A opção feita de privatização centrou-se na construção de hub na ilha do Sal que iria movimentar passageiros entre os vários continentes. Para além do impacto geral na economia que se esperava dessas operações ainda se queria incentivar o turismo no país através da promoção de Cabo Verde como um stopover na travessia da Atlântico. Para isso, ter como parceiro estratégico uma das empresas que constituem o grupo Icelandair mostrava-se promissor considerando a experiência e o sucesso do grupo em construir um hub no Atlântico Norte com stopover na Islândia. Seria uma jogada de risco mas que permitiria potenciar vários activos da TACV em algo que, se bem-sucedido, poderia constituir-se num grande ganho para o país.

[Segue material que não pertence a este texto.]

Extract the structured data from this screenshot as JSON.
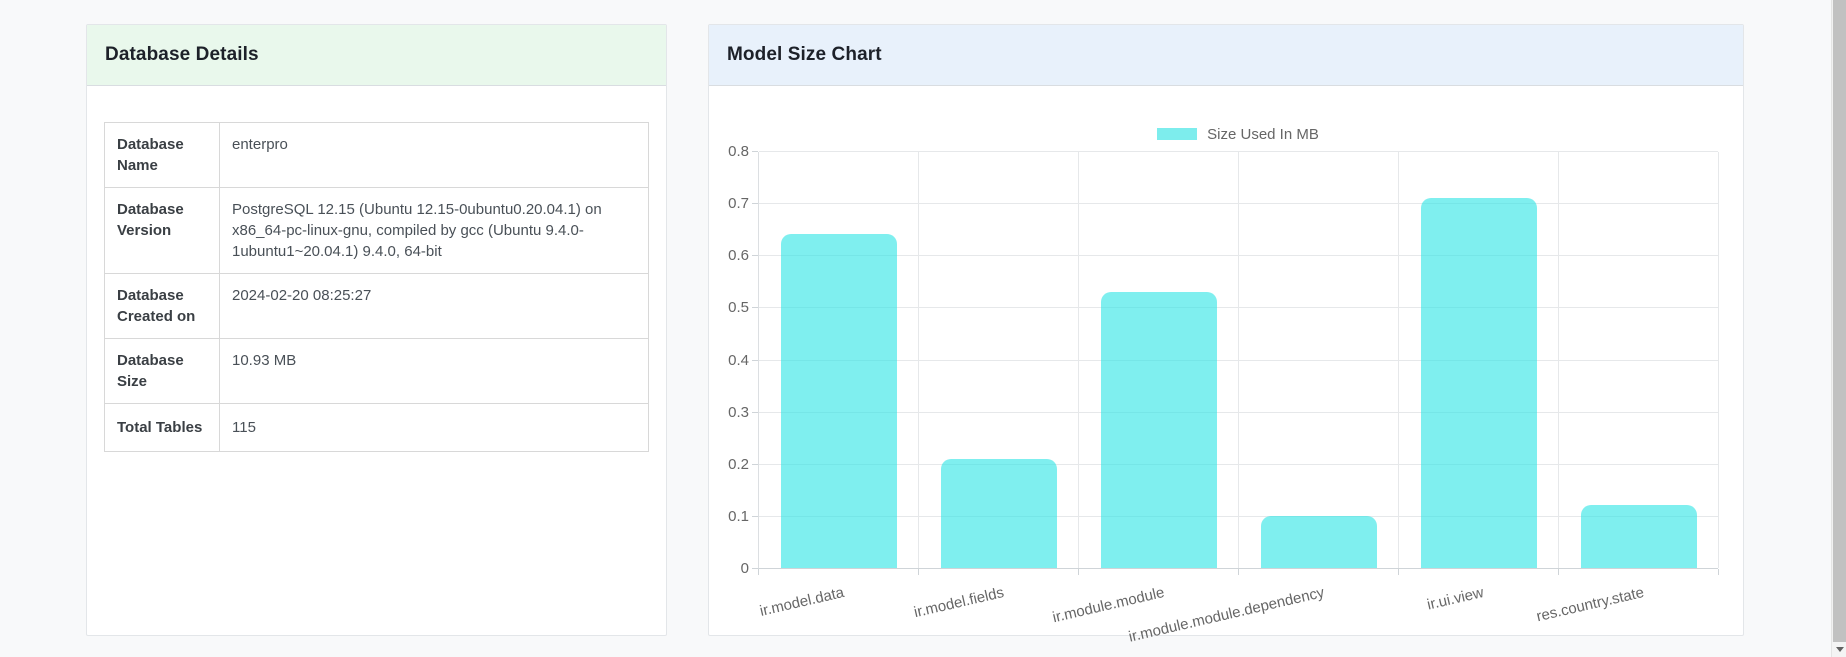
{
  "page": {
    "background": "#f8f9fa"
  },
  "database_details": {
    "title": "Database Details",
    "header_color": "#e9f8ec",
    "rows": [
      {
        "label": "Database Name",
        "value": "enterpro"
      },
      {
        "label": "Database Version",
        "value": "PostgreSQL 12.15 (Ubuntu 12.15-0ubuntu0.20.04.1) on x86_64-pc-linux-gnu, compiled by gcc (Ubuntu 9.4.0-1ubuntu1~20.04.1) 9.4.0, 64-bit"
      },
      {
        "label": "Database Created on",
        "value": "2024-02-20 08:25:27"
      },
      {
        "label": "Database Size",
        "value": "10.93 MB"
      },
      {
        "label": "Total Tables",
        "value": "115"
      }
    ]
  },
  "chart_data": {
    "type": "bar",
    "title": "Model Size Chart",
    "header_color": "#e8f1fb",
    "legend": "Size Used In MB",
    "legend_position": "top-center",
    "categories": [
      "ir.model.data",
      "ir.model.fields",
      "ir.module.module",
      "ir.module.module.dependency",
      "ir.ui.view",
      "res.country.state"
    ],
    "values": [
      0.64,
      0.21,
      0.53,
      0.1,
      0.71,
      0.12
    ],
    "xlabel": "",
    "ylabel": "",
    "ylim": [
      0,
      0.8
    ],
    "ytick_step": 0.1,
    "grid": true,
    "bar_color": "rgba(49,229,229,0.62)",
    "bar_color_solid": "#7deded",
    "tick_text_color": "#666666"
  },
  "scrollbar": {
    "thumb_color": "#c1c1c1",
    "track_color": "#f1f1f1"
  }
}
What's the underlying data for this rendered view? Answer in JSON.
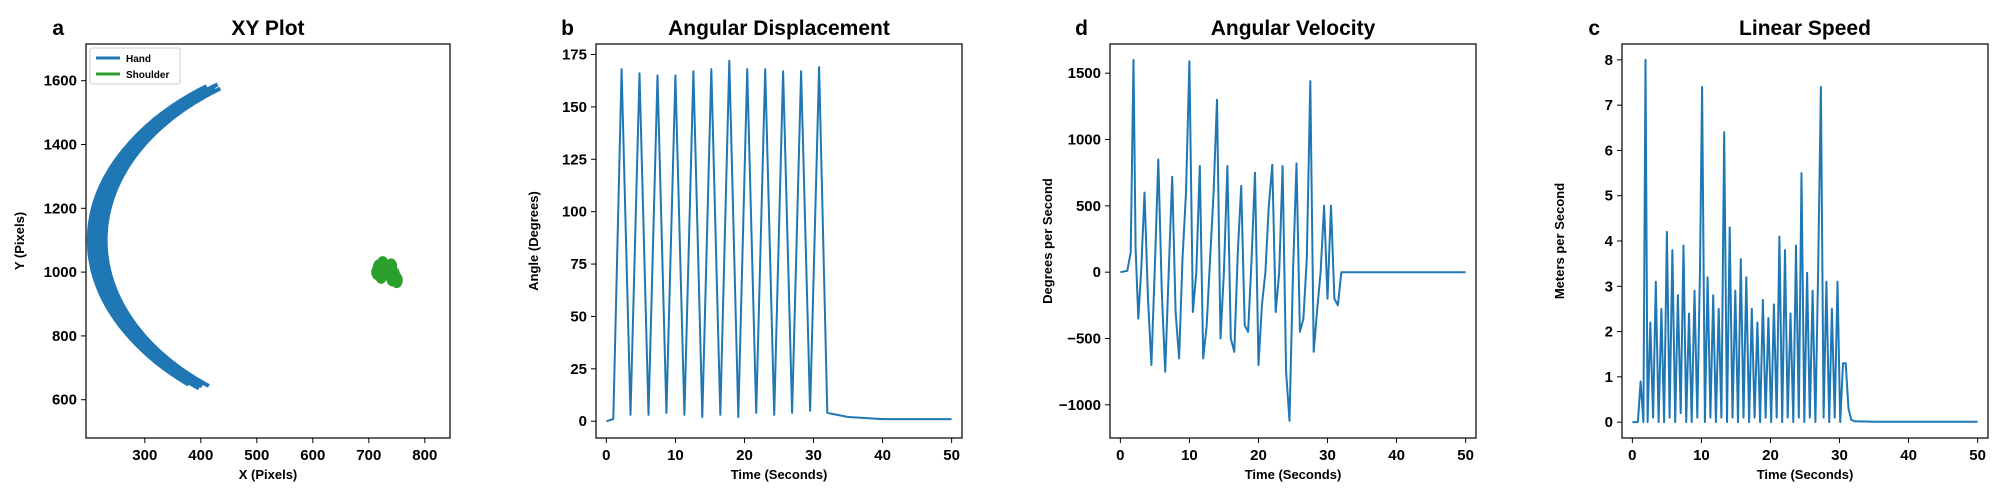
{
  "colors": {
    "hand": "#1f77b4",
    "shoulder": "#2ca02c",
    "line": "#1f77b4"
  },
  "chart_data": [
    {
      "panel_letter": "a",
      "type": "line",
      "title": "XY Plot",
      "xlabel": "X (Pixels)",
      "ylabel": "Y (Pixels)",
      "xlim": [
        195,
        845
      ],
      "ylim": [
        480,
        1715
      ],
      "xticks": [
        300,
        400,
        500,
        600,
        700,
        800
      ],
      "yticks": [
        600,
        800,
        1000,
        1200,
        1400,
        1600
      ],
      "grid": false,
      "legend": "top-left",
      "series": [
        {
          "name": "Hand",
          "path_shape": "c-arc",
          "center": [
            710,
            1100
          ],
          "rx_range": [
            480,
            510
          ],
          "ry_range": [
            580,
            600
          ],
          "angle_range_deg": [
            125,
            232
          ],
          "loops": 12
        },
        {
          "name": "Shoulder",
          "path_shape": "cluster",
          "center": [
            730,
            1000
          ],
          "spread": [
            18,
            22
          ]
        }
      ]
    },
    {
      "panel_letter": "b",
      "type": "line",
      "title": "Angular Displacement",
      "xlabel": "Time (Seconds)",
      "ylabel": "Angle (Degrees)",
      "xlim": [
        -1.5,
        51.5
      ],
      "ylim": [
        -8,
        180
      ],
      "xticks": [
        0,
        10,
        20,
        30,
        40,
        50
      ],
      "yticks": [
        0,
        25,
        50,
        75,
        100,
        125,
        150,
        175
      ],
      "grid": false,
      "legend": "none",
      "x": [
        0,
        1,
        2.2,
        3.5,
        4.8,
        6.1,
        7.4,
        8.7,
        10,
        11.3,
        12.6,
        13.9,
        15.2,
        16.5,
        17.8,
        19.1,
        20.4,
        21.7,
        23,
        24.3,
        25.6,
        26.9,
        28.2,
        29.5,
        30.8,
        32,
        35,
        40,
        45,
        50
      ],
      "y": [
        0,
        1,
        168,
        3,
        166,
        3,
        165,
        4,
        165,
        3,
        167,
        2,
        168,
        3,
        172,
        2,
        168,
        4,
        168,
        3,
        167,
        4,
        167,
        5,
        169,
        4,
        2,
        1,
        1,
        1
      ]
    },
    {
      "panel_letter": "d",
      "type": "line",
      "title": "Angular Velocity",
      "xlabel": "Time (Seconds)",
      "ylabel": "Degrees per Second",
      "xlim": [
        -1.5,
        51.5
      ],
      "ylim": [
        -1250,
        1720
      ],
      "xticks": [
        0,
        10,
        20,
        30,
        40,
        50
      ],
      "yticks": [
        -1000,
        -500,
        0,
        500,
        1000,
        1500
      ],
      "grid": false,
      "legend": "none",
      "x": [
        0,
        1,
        1.5,
        1.9,
        2.2,
        2.6,
        3,
        3.5,
        4,
        4.5,
        5,
        5.5,
        6,
        6.5,
        7,
        7.5,
        8,
        8.5,
        9,
        9.5,
        10,
        10.5,
        11,
        11.5,
        12,
        12.5,
        13,
        13.5,
        14,
        14.5,
        15,
        15.5,
        16,
        16.5,
        17,
        17.5,
        18,
        18.5,
        19,
        19.5,
        20,
        20.5,
        21,
        21.5,
        22,
        22.5,
        23,
        23.5,
        24,
        24.5,
        25,
        25.5,
        26,
        26.5,
        27,
        27.5,
        28,
        28.5,
        29,
        29.5,
        30,
        30.5,
        31,
        31.5,
        32,
        35,
        40,
        45,
        50
      ],
      "y": [
        0,
        10,
        150,
        1600,
        180,
        -350,
        0,
        600,
        -200,
        -700,
        50,
        850,
        -150,
        -750,
        0,
        720,
        -300,
        -650,
        100,
        600,
        1590,
        -300,
        0,
        800,
        -650,
        -400,
        100,
        600,
        1300,
        -500,
        0,
        800,
        -500,
        -600,
        150,
        650,
        -400,
        -450,
        100,
        750,
        -700,
        -250,
        0,
        500,
        810,
        -300,
        0,
        800,
        -750,
        -1120,
        0,
        820,
        -450,
        -350,
        100,
        1440,
        -600,
        -280,
        0,
        500,
        -200,
        500,
        -200,
        -250,
        0,
        0,
        0,
        0,
        0
      ]
    },
    {
      "panel_letter": "c",
      "type": "line",
      "title": "Linear Speed",
      "xlabel": "Time (Seconds)",
      "ylabel": "Meters per Second",
      "xlim": [
        -1.5,
        51.5
      ],
      "ylim": [
        -0.35,
        8.35
      ],
      "xticks": [
        0,
        10,
        20,
        30,
        40,
        50
      ],
      "yticks": [
        0,
        1,
        2,
        3,
        4,
        5,
        6,
        7,
        8
      ],
      "grid": false,
      "legend": "none",
      "x": [
        0,
        0.8,
        1.2,
        1.6,
        1.9,
        2.2,
        2.6,
        3,
        3.4,
        3.8,
        4.2,
        4.6,
        5,
        5.4,
        5.8,
        6.2,
        6.6,
        7,
        7.4,
        7.8,
        8.2,
        8.6,
        9,
        9.4,
        9.8,
        10.1,
        10.5,
        10.9,
        11.3,
        11.7,
        12.1,
        12.5,
        12.9,
        13.3,
        13.7,
        14.1,
        14.5,
        14.9,
        15.3,
        15.7,
        16.1,
        16.5,
        16.9,
        17.3,
        17.7,
        18.1,
        18.5,
        18.9,
        19.3,
        19.7,
        20.1,
        20.5,
        20.9,
        21.3,
        21.7,
        22.1,
        22.5,
        22.9,
        23.3,
        23.7,
        24.1,
        24.5,
        24.9,
        25.3,
        25.7,
        26.1,
        26.5,
        26.9,
        27.3,
        27.7,
        28.1,
        28.5,
        28.9,
        29.3,
        29.7,
        30.1,
        30.5,
        30.9,
        31.3,
        31.7,
        32.2,
        35,
        40,
        45,
        50
      ],
      "y": [
        0,
        0,
        0.9,
        0,
        8,
        0,
        2.2,
        0.1,
        3.1,
        0,
        2.5,
        0,
        4.2,
        0.1,
        3.8,
        0,
        2.8,
        0.2,
        3.9,
        0,
        2.4,
        0,
        2.9,
        0.1,
        3.4,
        7.4,
        0,
        3.2,
        0.1,
        2.8,
        0,
        2.5,
        0.1,
        6.4,
        0,
        4.3,
        0.1,
        2.9,
        0,
        3.6,
        0.1,
        3.2,
        0,
        2.5,
        0.1,
        2.2,
        0,
        2.7,
        0.1,
        2.3,
        0,
        2.6,
        0.1,
        4.1,
        0,
        3.8,
        0.1,
        2.4,
        0,
        3.9,
        0.1,
        5.5,
        0,
        3.3,
        0.1,
        2.9,
        0,
        3.3,
        7.4,
        0.1,
        3.1,
        0,
        2.5,
        0.1,
        3.1,
        0,
        1.3,
        1.3,
        0.3,
        0.05,
        0.02,
        0.01,
        0.01,
        0.01,
        0.01
      ]
    }
  ]
}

Pelo relatório de contas do quarto trimestre de 2019 do grupo Icelandair ficou claro porém que sem um forte financiamento das operações do hub, o negócio correria sérios riscos. Aparentemente, a parceria estratégica não incluía uma componente financeira como normalmente se vê nos casos de privatização de companhias aéreas. Estranhamente, parece que o parceiro estaria a contar com o Estado para comparticipar do esforço financeiro quando, ao mesmo tempo, o governo com a venda das restantes acções até Dezembro de 2019, queria cumprir com o Banco Mundial e ver-se livre do risco associado. A meio do impasse criado, veio a pandemia e tudo parou. Não se realizaram mais voos mas continuaram os custos com os trabalhadores e supõe-se também com o leasing dos três aviões que, entretanto, foram estacionados na Flórida.
A questão que se coloca é se o plano de negócios do hub “já não existe, desapareceu”, como disse o Vice-Primeiro Ministro (VPM), por que é que os accionistas até agora não chegaram a acordo em como agir para conter e controlar os prejuízos e tomar uma decisão em relação ao futuro. Está-se a pagar o leasing dos aviões nos mesmos termos de antes? Será possível rentabilizar a empresa regressando ao plano de negócios anterior dos voos étnicos e de conexão com Lisboa, como foi sugerido pelo VPM, quando já se descontinuaram as operações domésticas e a regional? Vai-se continuar com um accionista que mais parece ser fornecedor de serviços de leasing de aviões do que o parceiro estratégico que aposta no negócio de criação de um hub no Atlântico? Vai-se deixar protelar uma situação que tudo leva a crer só irá piorar no estado actual da pandemia com custos impressionantes para o país porque mais uma vez a TACV está-se a revelar um risco político e os accionistas sabem disso? Há que pôr fim ao impasse que se vem arrastando ao longo de largos meses desde Março. Como bem disse alguém “Quando estiver no fundo do poço, a primeira coisa a fazer para sair dele é parar de cavar”.
Humberto Cardoso
Texto originalmente publicado na edição impressa do Expresso das Ilhas nº 990 de 18 de Novembro de 2020.